Four Caltech Professors Elected to National Academy of Inventors
Caltech professors Frances Arnold, David Baltimore, Carver Mead, and Axel Scherer have been named fellows of the National Academy of Inventors (NAI).
Election as an NAI fellow is an honor bestowed upon academic innovators and inventors who have "demonstrated a prolific spirit of innovation in creating or facilitating outstanding inventions and innovations that have made a tangible impact on quality of life, economic development, and the welfare of society." Fellows are named inventors on U.S. patents and were each nominated by their peers for their contributions to innovation.
According to its website, the NAI "was founded in 2010 to recognize and encourage inventors with patents issued from the U.S. Patent and Trademark Office, enhance the visibility of academic technology and innovation, encourage the disclosure of intellectual property, educate and mentor innovative students, and translate the inventions of its members to benefit society."
Frances Arnold is the Dick and Barbara Dickinson Professor of Chemical Engineering, Bioengineering and Biochemistry, and director of the Donna and Benjamin M. Rosen Bioengineering Center at Caltech. Her group has pioneered methods of "directed evolution" to engineer new proteins in the lab. The method is now widely used to create catalysts for use in industrial processes, including the production of fuels and chemicals from renewable resources. The Arnold group also uses the results of laboratory evolution experiments to elucidate principles of biological design. Arnold is a coinventor on more than 40 U.S. patents. She was inducted into the National Inventors Hall of Fame in 2014 and received the National Medal of Technology and Innovation in 2013.
David Baltimore is the Robert Andrews Millikan Professor of Biology, and President Emeritus of Caltech.
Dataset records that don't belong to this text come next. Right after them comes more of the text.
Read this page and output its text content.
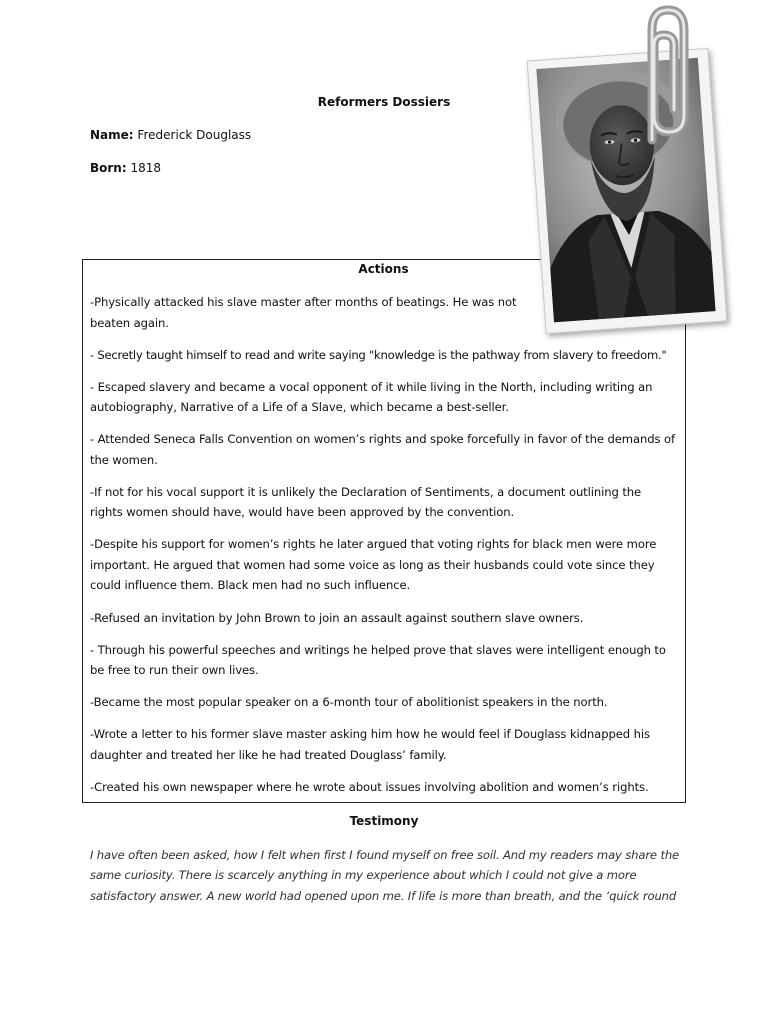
Reformers Dossiers
Name: Frederick Douglass
Born: 1818
Actions
-Physically attacked his slave master after months of beatings. He was not beaten again.
- Secretly taught himself to read and write saying "knowledge is the pathway from slavery to freedom."
- Escaped slavery and became a vocal opponent of it while living in the North, including writing an autobiography, Narrative of a Life of a Slave, which became a best-seller.
- Attended Seneca Falls Convention on women’s rights and spoke forcefully in favor of the demands of the women.
-If not for his vocal support it is unlikely the Declaration of Sentiments, a document outlining the rights women should have, would have been approved by the convention.
-Despite his support for women’s rights he later argued that voting rights for black men were more important. He argued that women had some voice as long as their husbands could vote since they could influence them. Black men had no such influence.
-Refused an invitation by John Brown to join an assault against southern slave owners.
- Through his powerful speeches and writings he helped prove that slaves were intelligent enough to be free to run their own lives.
-Became the most popular speaker on a 6-month tour of abolitionist speakers in the north.
-Wrote a letter to his former slave master asking him how he would feel if Douglass kidnapped his daughter and treated her like he had treated Douglass’ family.
-Created his own newspaper where he wrote about issues involving abolition and women’s rights.
Testimony
I have often been asked, how I felt when first I found myself on free soil. And my readers may share the same curiosity. There is scarcely anything in my experience about which I could not give a more satisfactory answer. A new world had opened upon me. If life is more than breath, and the ‘quick round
His research group focuses on two major areas: investigation of the development and functioning of the mammalian immune system, and translational studies of the viral transfer of genes into immune cells to increase their ability to fight disease and resist cancer. He was awarded the Nobel Prize in Physiology or Medicine in 1975.
Carver Mead (BS '56, MS '57, PhD '60) is the Gordon and Betty Moore Professor of Engineering and Applied Science, Emeritus, in computation and neural systems. Mead has significantly advanced the technology of integrated circuits by developing a method called very-large-scale integration (VSLI) that allows engineers to combine thousands of transistors onto a single microchip, thus exponentially expanding computer processing power. He received the National Medal of Technology and Innovation in 2002.
Axel Scherer is the Bernard Neches Professor of Electrical Engineering, Medical Engineering, Applied Physics and Physics, and the director of the Caltech Global Health Initiative. Holding more than 100 patents in the area of nanofabrication and device design, Scherer has most recently developed ways to integrate optics, electronics, and fluidics into sensor systems. Much of his work is currently focused on systems for medical diagnosis and health monitoring through molecular pathology and wireless implants. Over the past decades, technology from his group has been commercialized through several start-up ventures in telecommunications and health care devices.
Arnold, Baltimore, Mead, and Scherer will join Vice Provost Morteza Gharib, the Hans W. Liepmann Professor of Aeronautics and Bioinspired Engineering, and Robert H. Grubbs, the Victor and Elizabeth Atkins Professor of Chemistry, as Caltech's Fellows of the NAI. They will be inducted during the fourth annual conference of the National Academy of Inventors, which will be held at Caltech on March 20, 2015.